Mendengar ini, terkejutlah hati Ouw Sian Kok. Kalau orang tua ini kakek dari
Han Ti Ong, berarti kakek ini dahulunya adalah Raja Pulau Es atau setidaknya
tentu pangeran! Dan tentu ilmunya sudah amat tinggi, karena dia tadi sudah
merasakan kelihaian kakek ini, hatinya makin tunduk dan dia pun
menjatuhkan diri berlutut di depan kakek itu di samping Liu Bwee. "Teecu
Ouw Sian Kok mohon maaf sebesarnya kepada Locianpwe," katanya. Kakek
itu terkekeh, "Heh‐heh‐heh, kalian ini dua orang muda memang tidak pernah
bertobat! Sudah puluhan tahun hidup menghadapi bermacam penderitaan,
masih saja tidak mau merobah dan mencari keributan pula di sini. Kalian
berdua mempunyai bakat baik sekali untuk mempelajari hidup dan marilah
kalian ikut bersamaku! Kalau kalian tidak mau, aku pun tidak akan memaksa,
akan tetapi kelak kalian hanya akan menemui kekecewaan dan kesengsaraan
belaka. Sebaliknya, kalau kalian suka ikit bersamaku, segala hal mungkin saja
terjadi. Liu Bwee dan Ouw Sian Kok saling pandang dan biarpun mulut
mereka tidak saling bicara, namun hati mereka sudah saling menerima
geteran dan mereka tahu bahwa ke mana pun mereka pergi, asal mereka
tidak berpisah, mereka akan meresa cukup kuat, berani tabah dan bahagia!
PART 291
Maka keduanya lalu mengangguk‐angguk tanpa bicara lagi. Kakek itu merasa
girang, lalu menoleh ke arah An Lu Shan. "An‐goanswe, telah berbulan‐bulan
aku menyaksikan gerakanmu dan engkau memang pantas menjadi
penggempur kelemahan kerajaan. Bukan urusanku untuk mencampuri.
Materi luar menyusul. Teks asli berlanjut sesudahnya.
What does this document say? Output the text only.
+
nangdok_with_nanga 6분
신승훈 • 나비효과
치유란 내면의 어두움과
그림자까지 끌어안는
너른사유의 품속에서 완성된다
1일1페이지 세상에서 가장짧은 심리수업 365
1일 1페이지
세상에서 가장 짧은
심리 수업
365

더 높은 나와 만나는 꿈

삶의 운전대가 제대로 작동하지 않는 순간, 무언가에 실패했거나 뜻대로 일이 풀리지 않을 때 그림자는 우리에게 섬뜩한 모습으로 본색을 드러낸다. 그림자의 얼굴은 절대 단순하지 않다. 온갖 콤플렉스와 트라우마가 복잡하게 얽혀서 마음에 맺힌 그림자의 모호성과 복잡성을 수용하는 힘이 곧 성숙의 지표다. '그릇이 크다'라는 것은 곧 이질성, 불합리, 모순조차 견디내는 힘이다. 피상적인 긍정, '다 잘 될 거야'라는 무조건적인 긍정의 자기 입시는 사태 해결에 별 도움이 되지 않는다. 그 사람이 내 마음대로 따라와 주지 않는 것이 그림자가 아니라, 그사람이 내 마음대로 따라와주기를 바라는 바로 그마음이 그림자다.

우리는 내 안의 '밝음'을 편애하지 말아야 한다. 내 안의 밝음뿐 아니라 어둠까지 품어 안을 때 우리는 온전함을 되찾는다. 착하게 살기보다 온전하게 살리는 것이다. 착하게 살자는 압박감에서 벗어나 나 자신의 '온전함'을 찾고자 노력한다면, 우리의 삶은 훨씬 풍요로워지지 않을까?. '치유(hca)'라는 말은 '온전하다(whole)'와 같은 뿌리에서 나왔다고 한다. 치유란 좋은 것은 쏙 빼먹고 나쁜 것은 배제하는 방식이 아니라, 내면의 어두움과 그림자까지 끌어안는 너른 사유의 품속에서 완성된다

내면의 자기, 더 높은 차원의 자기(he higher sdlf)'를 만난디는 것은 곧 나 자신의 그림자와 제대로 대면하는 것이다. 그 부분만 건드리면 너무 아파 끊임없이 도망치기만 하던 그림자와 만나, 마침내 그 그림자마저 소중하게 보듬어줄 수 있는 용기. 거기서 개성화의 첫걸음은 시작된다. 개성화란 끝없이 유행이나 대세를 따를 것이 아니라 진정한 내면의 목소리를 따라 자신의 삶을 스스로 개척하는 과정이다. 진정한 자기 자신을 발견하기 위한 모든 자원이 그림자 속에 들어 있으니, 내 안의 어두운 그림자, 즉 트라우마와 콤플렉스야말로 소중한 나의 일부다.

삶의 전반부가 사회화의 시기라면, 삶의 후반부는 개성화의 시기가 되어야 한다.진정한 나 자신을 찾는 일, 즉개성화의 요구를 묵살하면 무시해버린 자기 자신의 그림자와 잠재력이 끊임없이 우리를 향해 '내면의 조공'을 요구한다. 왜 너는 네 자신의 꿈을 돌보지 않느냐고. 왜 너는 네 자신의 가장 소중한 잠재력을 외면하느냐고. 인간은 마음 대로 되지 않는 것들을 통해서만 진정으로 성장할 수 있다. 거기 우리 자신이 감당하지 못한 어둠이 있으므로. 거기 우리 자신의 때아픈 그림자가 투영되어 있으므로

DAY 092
Nah,
perkenankan kami bertiga pergi dari sini." An Lu Shan cepat melangkah maju
dan mengangkat kedua tangannya ke depan dada, "Locianpwe, saya mohon
petunjuk Locianpwe mengenai perjuangan kami!" Jenderal ini maklum
bahwa membujuk mereka untuk membantunya amatlah sukar, maka
sedikitnya dia ingin memperoleh petunjuk dan nasihat dari kakek sakti
itu.Mendengar ini, kakek itu lalu memutar‐mutar pancingnya yang
mengeluarkan suara bersuitan dan makin lama makin nyaring kemudian
terdengar suara itu melengking seperti suling dan berlagu! Barulah
terdengar suaranya seperti orang bernyanyi, diiringi suara seperti suling
yang timbul dari tali yang diputar cepat itu. "Yang lama akan terguling yang
baru menggantikannya, yang baru akan menjadi lama dan ada yang lebih
baru pula! Yang tua akan mati diganti yang muda, yang muda akan menjadi
tua mati dan diganti pula! Apakah yang kekal di dunia ini? Yang
menyebabkan kematian dan kesengsaraan akan dilanda kematian dan
kesengsaraan ayah dan anak menyukai kekerasan akan menjadi korban
kekerasan pula! Suara melengking dan nyanyian terhenti, semua orang
tercengang dan diam, pikiran bekerja memecahkan arti nyanyian itu dan
ketika mereka memandang tiga orang itu telah pergi dari situ. Barulah para
pengawal sadar dan hendak mengejar, akan tetapi An Lu Shan berkata,
"Jangan ganggu mereka!" Para pengawal yang mengikuti dari jauh kemudian
melapor kepada An Lu Shan betapa kakek itu menggandeng tangan Ouw Sian
Kok dan Liu Bwee melompati jurang yang amat lebar kemudian lenyap di
balik gunung! An Lu Shan menghela napas panjang, mengingat‐ingat dan
mencoba memecahkan arti nyanyian itu, menyuruh orangnya menuliskan
nyanyian kakek itu. Dia merasa girang ketika orangorangnya yang terkenal
ahli sastra menguraikan nyanyian yang merupakan ramalan baik baginya.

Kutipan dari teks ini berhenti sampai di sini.